This is one of those scripts which defy convention as there does not seem to be a Nemesis figure anywhere in sight. No Bad Guys. No climactic Final Struggle. And yet, the story works wonderfully.
This is where it’s instructive to go back to basics and remember that a Nemesis is at its core an opposition dynamic. That is, anything or anyone who provides opposition for the Protagonist is, at that moment, acting as a Nemesis figure. So, for example, this scene:
12–15: Billi seeks out her father, hiding in his bedroom. She asks him what is wrong, assuming wrongfully that her parents were fighting and that he had been drinking again. Haiyan is fighting back tears. Billi is terrified by the silence and his emotional state, then demands to know what is going on. Her mother enters the room, and bluntly tells her that Nai Nai is dying of stage 4 lung cancer, and then drops the bombshells that not only does Nai Nai not know, the doctor only gives her another 3 months at best to live. Billi insists on calling her, when her father snaps out of his grief and dictates to Billi that the family has decided not to tell her, and that it was his idea to plan a fake wedding so the family will have an excuse to see her. The final blow is when her parents inform her that they all think that it is better that she not attend because she is unable to hide her emotions and betray the secret.

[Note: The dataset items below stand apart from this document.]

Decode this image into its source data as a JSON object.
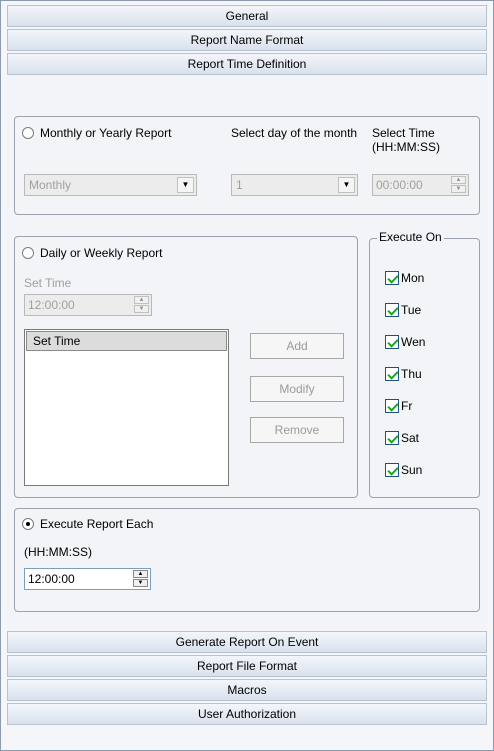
{
  "sections_top": [
    "General",
    "Report Name Format",
    "Report Time Definition"
  ],
  "sections_bottom": [
    "Generate Report On Event",
    "Report File Format",
    "Macros",
    "User Authorization"
  ],
  "monthly": {
    "radio_label": "Monthly or Yearly Report",
    "day_label": "Select day of the month",
    "time_label": "Select Time (HH:MM:SS)",
    "period_value": "Monthly",
    "day_value": "1",
    "time_value": "00:00:00"
  },
  "daily": {
    "radio_label": "Daily or Weekly Report",
    "set_time_label": "Set Time",
    "time_value": "12:00:00",
    "list_header": "Set Time",
    "add_label": "Add",
    "modify_label": "Modify",
    "remove_label": "Remove"
  },
  "execute_on": {
    "title": "Execute On",
    "days": [
      "Mon",
      "Tue",
      "Wen",
      "Thu",
      "Fr",
      "Sat",
      "Sun"
    ]
  },
  "each": {
    "radio_label": "Execute Report Each",
    "format_label": "(HH:MM:SS)",
    "time_value": "12:00:00"
  }
}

Billi’s parents are functioning as Nemesis figures because (A) they tell their daughter point blank that she can’t tell Nai Nai she is dying, even though that is Billi’s instinct and (B) they tell Billi she should not attend the event in China. That is providing opposition to Billi.
A few points:
- Any character, no matter their primary function in a story, can don any character archetype ‘mask’ in any scene and/or in any subplot relationship. Thus in the scene above, Billi’s parents don the Nemesis mask, but that is not their primary function. At times, they don a Mentor mask to help Billi understand the Chinese culture related to those who are dying, but are not told of their terminal conditions. However, ultimately I think Billi’s father is a Trickster and her mother is an Attractor.
- For much of the story, the Chinese tradition as enacted by Billi’s family in not telling Nai Nai her medical condition is itself a Nemesis dynamic. The characters are merely acting on behalf of the tradition.
- While that tradition may function as a Nemesis dynamic for much of the story, by the end Billi accepts the choice not to tell Nai Nai. Indeed, she is actively complicit in sustaining the lie when she races to the hospital and help to alter her grandmother’s test results.
Frankly, I could make the argument that every one of Billi’s family of characters is an Attractor, as she comes to accept and embrace them all, each contributes to Billi’s emotional growth.
What are YOUR thoughts about the story’s characters?